Critical Blood Shortage Amid Covid-19 Outbreak

Sophie Jurion, Editor-in-Chief

Three times a year, Seattle Prep hosts a blood drive where nearly 40 students donate blood for a great cause. Giving blood is an important service that Prep students, faculty, and staff have participated in for the past 6 years. However, due to the COVID-19 outbreak and Seattle Prep’s closure March 13th to April 24th, 2020, the third blood drive of the year is canceled.

But now more than ever, there is a critical need for blood donations. The nation is facing a shortage of supplies ranging from face masks, respirators, and blood. The US government has responded to the COVID-19 pandemic by urging Americans to stay home. Thus, since March 1st, 5,000 drives in schools and workplaces are canceled. As a result, there have been 17,000 fewer donations than there would typically have been.

Rachel Ford, Seattle Prep Director of Christian Service and the organizer of the blood drives each year, emphasizes, “Especially now, where times are uncertain, where students feel like they can’t do anything, donating blood is a concrete thing that students can do.” While this pandemic may cause people to feel helpless and out of control, healthy individuals can feel in control by following the rules of hygiene and quarantine, but also only leaving home to do “essential” things such as go to the grocery, pharmacy, or to a local blood drive.

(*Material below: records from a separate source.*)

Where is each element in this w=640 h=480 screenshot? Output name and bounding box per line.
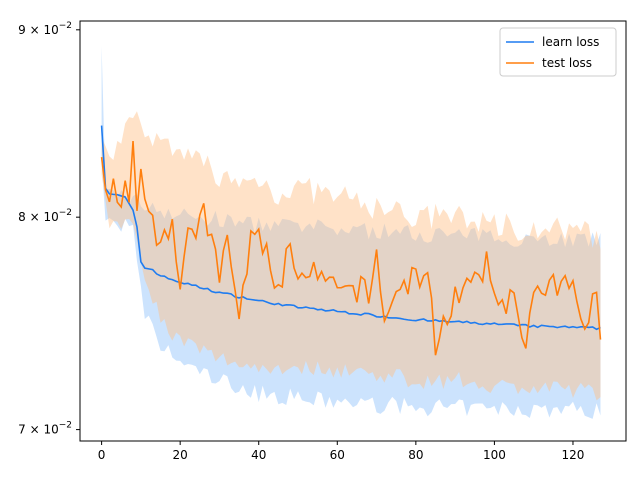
- y-tick-label: 7 × 10−2: [18, 421, 72, 437]
- legend-label: learn loss: [542, 35, 599, 49]
- y-axis: 7 × 10−2 8 × 10−2 9 × 10−2: [18, 21, 80, 437]
- legend-label: test loss: [542, 56, 592, 70]
- x-tick-label: 120: [562, 448, 585, 462]
- legend-box: [499, 27, 617, 77]
- test-loss-band: [101, 111, 601, 401]
- line-layer: [100, 125, 602, 356]
- x-tick-label: 80: [408, 448, 423, 462]
- y-tick-label: 9 × 10−2: [18, 21, 72, 37]
- learn-loss-line: [100, 125, 601, 331]
- x-tick-label: 60: [330, 448, 345, 462]
- x-tick-label: 100: [483, 448, 506, 462]
- y-tick-label: 8 × 10−2: [18, 208, 72, 224]
- x-tick-label: 0: [98, 448, 106, 462]
- band-layer: [101, 46, 601, 419]
- learn-loss-band: [101, 46, 601, 419]
- legend: learn loss test loss: [499, 27, 617, 77]
- x-tick-label: 20: [173, 448, 188, 462]
- x-axis: 0 20 40 60 80 100 120: [98, 441, 585, 462]
- plot-area-frame: [79, 20, 627, 442]
- x-tick-label: 40: [251, 448, 266, 462]
- test-loss-line: [100, 140, 602, 356]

Donating blood takes an hour, but it is a time well spent because the benefits are boundless. For example, one pint of blood can potentially go to three different people. Every two seconds someone in the US needs blood. Donated blood is a lifeline for victims of car crashes and other emergencies; for instance, a single car accident victim can require as many as 100 units of blood. It is also essential to those who undergo organ transplants and cancer patients who need blood products to boost their immune system.

Although COVID-19 does not directly require blood, shortages could occur because people are hesitant about giving blood during this time. American Red Cross is calling for a cry of help, “One of the most important things you can do to ensure we don’t have another health-care crisis on top of coronavirus is to give [blood] now.”

In addition, people are hesitant to give blood because of their fear for large needles. Ford understands that giving blood is a mental block, but she encourages students to, “think of the patients that have long term chronic issues. For instance, think of the kiddo who every time he/she undergoes cancer treatment, the chemotherapy kills off their blood cells. That kiddo needs blood to stay healthy and survive against cancer.”

Second, there is a fear that volunteering to donate blood is a means of becoming infected with the coronavirus. However, this a myth, because COVID-19 is a respiratory infection, and there is no evidence that it is transmissible by blood transfusion. The Red Cross have implemented “mitigation measures to help ensure blood recipient safety, as well as staff and donor safety in reducing contact with those who may potentially have this respiratory infection.”

Organizations such as,, and, will connect individuals to a local blood drive to schedule an appointment. What’s more, centers will call when they are ready for an individual to come in, to minimize time in the waiting room.

Even if Prep students, teachers, and faculty are quarantined at home, it is encouraged that healthy individuals only leave home to do “essential” things such as buy food, pick up medications, and donate blood.